Homemade Cherry jam without Pectin
Making jam at home is an absolute treat and worth spending the time on. You don't have to make big batches nor do you have to can every jam. Here I make a small batch of good wholesome homemade all natural Cherry jam without pectin or preservatives and you don't even have to can it to enjoy it.
Prep Time 10 minutes
Cook Time 30 minutes
Total Time 40 minutes
Servings 4 Jars
- 1 kg Cherries
- 500 grams Sugar
- 1 tbsp Lemon Juice
- 1 tsp Butter
Wash drain and pit the cherries. Discard any that may not be good or healthy
Chop the pitted cherries into little chunks depending on the texture you need (see note)
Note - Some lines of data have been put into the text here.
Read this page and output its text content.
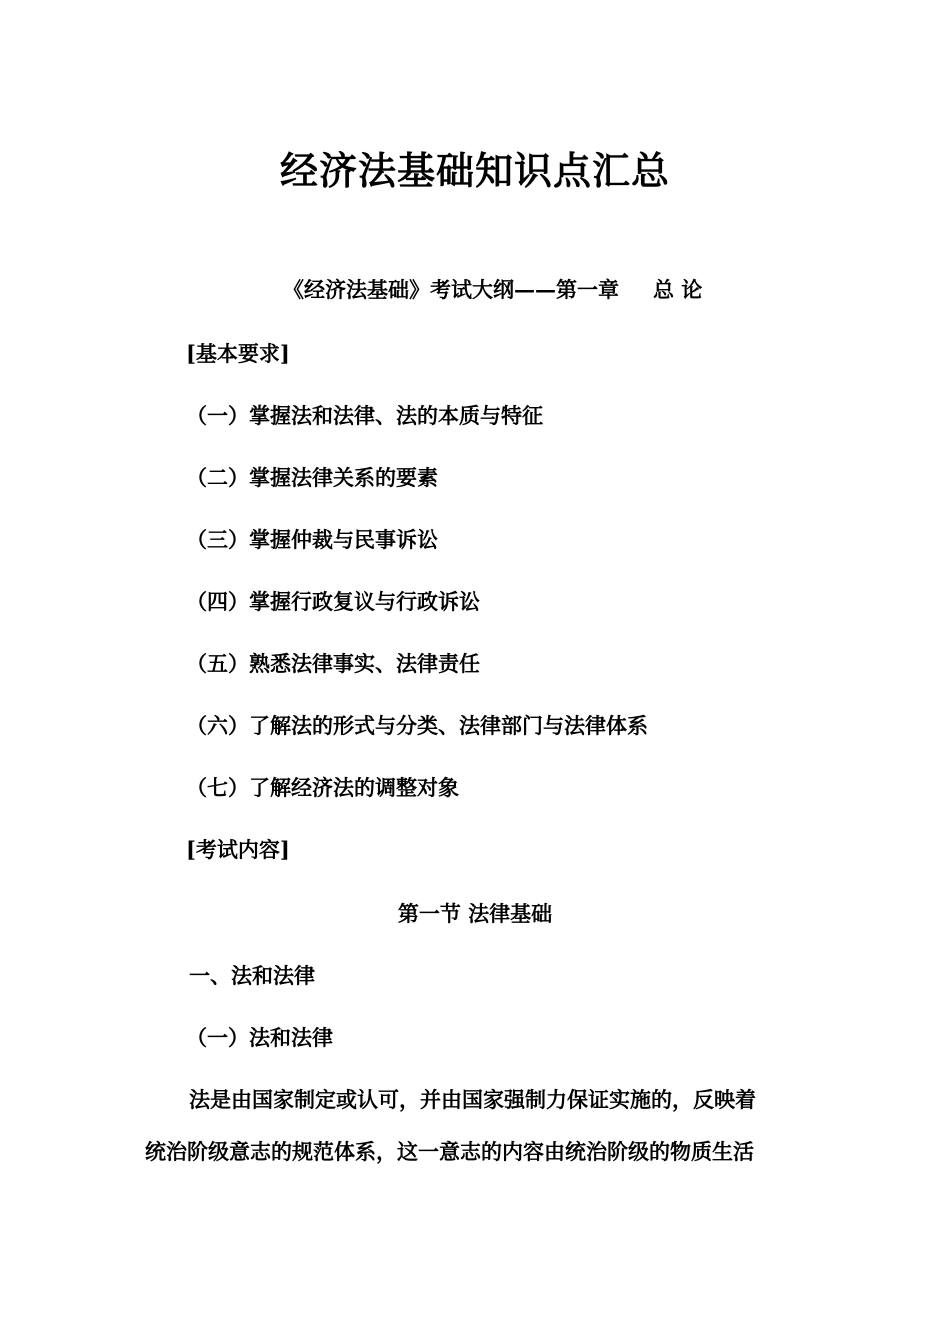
经济法基础知识点汇总
《经济法基础》考试大纲——第一章 总 论
[基本要求]
（一）掌握法和法律、法的本质与特征
（二）掌握法律关系的要素
（三）掌握仲裁与民事诉讼
（四）掌握行政复议与行政诉讼
（五）熟悉法律事实、法律责任
（六）了解法的形式与分类、法律部门与法律体系
（七）了解经济法的调整对象
[考试内容]
第一节 法律基础
一、法和法律
（一）法和法律
法是由国家制定或认可，并由国家强制力保证实施的，反映着
统治阶级意志的规范体系，这一意志的内容由统治阶级的物质生活
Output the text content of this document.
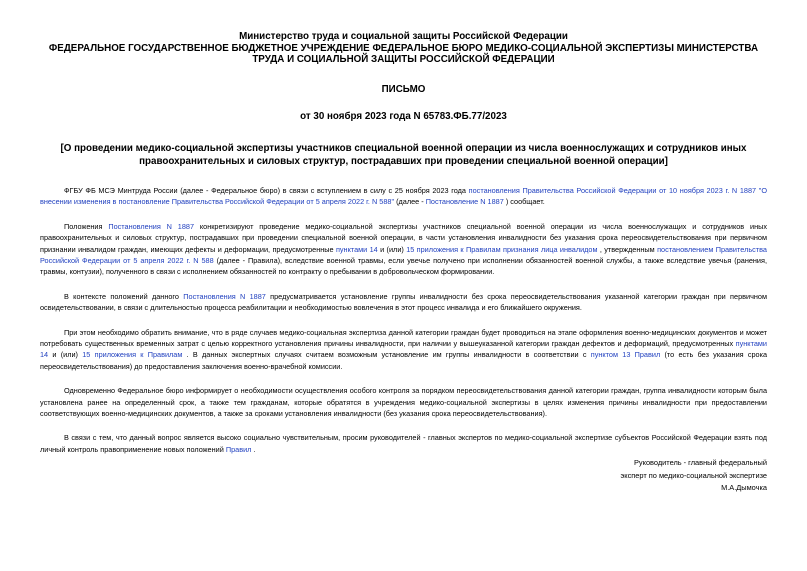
Министерство труда и социальной защиты Российской Федерации
ФЕДЕРАЛЬНОЕ ГОСУДАРСТВЕННОЕ БЮДЖЕТНОЕ УЧРЕЖДЕНИЕ ФЕДЕРАЛЬНОЕ БЮРО МЕДИКО-СОЦИАЛЬНОЙ ЭКСПЕРТИЗЫ МИНИСТЕРСТВА ТРУДА И СОЦИАЛЬНОЙ ЗАЩИТЫ РОССИЙСКОЙ ФЕДЕРАЦИИ
ПИСЬМО
от 30 ноября 2023 года N 65783.ФБ.77/2023
[О проведении медико-социальной экспертизы участников специальной военной операции из числа военнослужащих и сотрудников иных правоохранительных и силовых структур, пострадавших при проведении специальной военной операции]

ФГБУ ФБ МСЭ Минтруда России (далее - Федеральное бюро) в связи с вступлением в силу с 25 ноября 2023 года постановления Правительства Российской Федерации от 10 ноября 2023 г. N 1887 "О внесении изменения в постановление Правительства Российской Федерации от 5 апреля 2022 г. N 588" (далее - Постановление N 1887 ) сообщает.

Положения Постановления N 1887 конкретизируют проведение медико-социальной экспертизы участников специальной военной операции из числа военнослужащих и сотрудников иных правоохранительных и силовых структур, пострадавших при проведении специальной военной операции, в части установления инвалидности без указания срока переосвидетельствования при первичном признании инвалидом граждан, имеющих дефекты и деформации, предусмотренные пунктами 14 и (или) 15 приложения к Правилам признания лица инвалидом , утвержденным постановлением Правительства Российской Федерации от 5 апреля 2022 г. N 588 (далее - Правила), вследствие военной травмы, если увечье получено при исполнении обязанностей военной службы, а также вследствие увечья (ранения, травмы, контузии), полученного в связи с исполнением обязанностей по контракту о пребывании в добровольческом формировании.

В контексте положений данного Постановления N 1887 предусматривается установление группы инвалидности без срока переосвидетельствования указанной категории граждан при первичном освидетельствовании, в связи с длительностью процесса реабилитации и необходимостью вовлечения в этот процесс инвалида и его ближайшего окружения.

При этом необходимо обратить внимание, что в ряде случаев медико-социальная экспертиза данной категории граждан будет проводиться на этапе оформления военно-медицинских документов и может потребовать существенных временных затрат с целью корректного установления причины инвалидности, при наличии у вышеуказанной категории граждан дефектов и деформаций, предусмотренных пунктами 14 и (или) 15 приложения к Правилам . В данных экспертных случаях считаем возможным установление им группы инвалидности в соответствии с пунктом 13 Правил (то есть без указания срока переосвидетельствования) до предоставления заключения военно-врачебной комиссии.

Одновременно Федеральное бюро информирует о необходимости осуществления особого контроля за порядком переосвидетельствования данной категории граждан, группа инвалидности которым была установлена ранее на определенный срок, а также тем гражданам, которые обратятся в учреждения медико-социальной экспертизы в целях изменения причины инвалидности при предоставлении соответствующих военно-медицинских документов, а также за сроками установления инвалидности (без указания срока переосвидетельствования).

В связи с тем, что данный вопрос является высоко социально чувствительным, просим руководителей - главных экспертов по медико-социальной экспертизе субъектов Российской Федерации взять под личный контроль правоприменение новых положений Правил .

Руководитель - главный федеральный
эксперт по медико-социальной экспертизе
М.А.Дымочка
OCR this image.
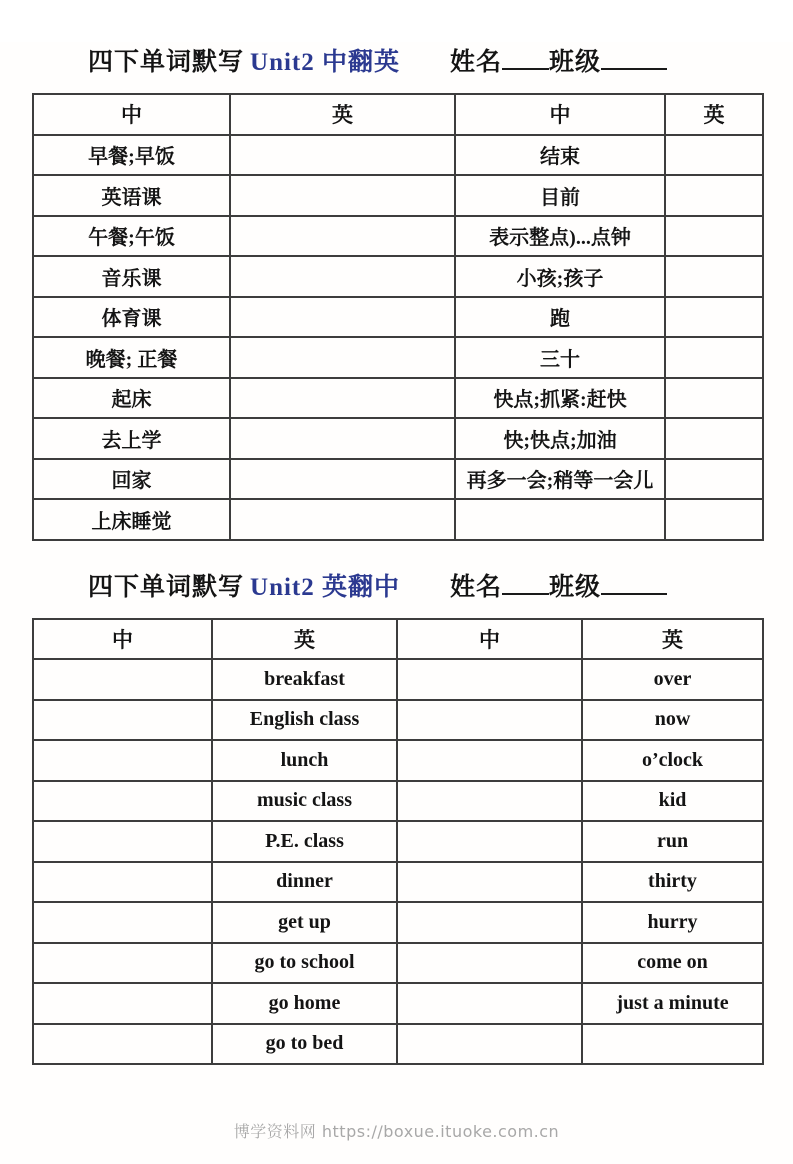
四下单词默写 Unit2 中翻英 姓名 班级
中	英	中	英
早餐;早饭		结束	
英语课		目前	
午餐;午饭		表示整点)...点钟	
音乐课		小孩;孩子	
体育课		跑	
晚餐; 正餐		三十	
起床		快点;抓紧:赶快	
去上学		快;快点;加油	
回家		再多一会;稍等一会儿	
上床睡觉			
四下单词默写 Unit2 英翻中 姓名 班级
中	英	中	英
	breakfast		over
	English class		now
	lunch		o’clock
	music class		kid
	P.E. class		run
	dinner		thirty
	get up		hurry
	go to school		come on
	go home		just a minute
	go to bed		
博学资料网 https://boxue.ituoke.com.cn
Place cherries in a deep heavy bottom pan. (leave space for the jam to rise)
Add Sugar, Lemon Juice and stir.
Place on medium-high heat until the sugar is almost dissolved and the mixture comes to a rolling boil.
Once the mixture comes to a rolling boil. Turn the heat to medium-low. The mixture should still be simmering but slow.
Let simmer for about 20 minutes.
Meanwhile, place two ceramic plates in the freezer. (see note)
After almost 15 to 20 minutes you will see the mixture has darkened, thickened and reduced.
Remove one of the plates from the freezer.
Testing the Jam
Place a small amount on the mixture on the place. The cold plate will help cool the mixture and give you a good indication if the jam is ready.
You may need to do this once or a couple of times depending on how soon you start checking.
You know when the jam is done; If the blob of mixture you placed on the plate wrinkles when you touch it with your fingers.
Just when you are ready to take the jam off the heat add a teaspoon of butter and you will notice that all the foam on the top will dissolve.
Let the Jam cool for about 20 mins before you pour it into a warm sterilized jar leaving 1/4 inch of the top.
Use a clean sterilized knife or spatula to move the jam a bit – this will remove any air pockets.
Clean the rim of the jar with a clean paper towel.
Top the lid and screw on rings (that come with the canning jars)
Place a piece of wax paper on the top before you place the lid on tightly.
- Sterilize four 375 gram jars by washing them in hot soapy water or place them in the dishwasher in a gentle cycle.
- Place them in the oven for 20 minutes at 140C, this will dry any excess moisture in the bottles.
- Leave them in the oven until you are ready to use (you can turn the oven off)
- Don't forget to wash and sterilize the bottle lids as well.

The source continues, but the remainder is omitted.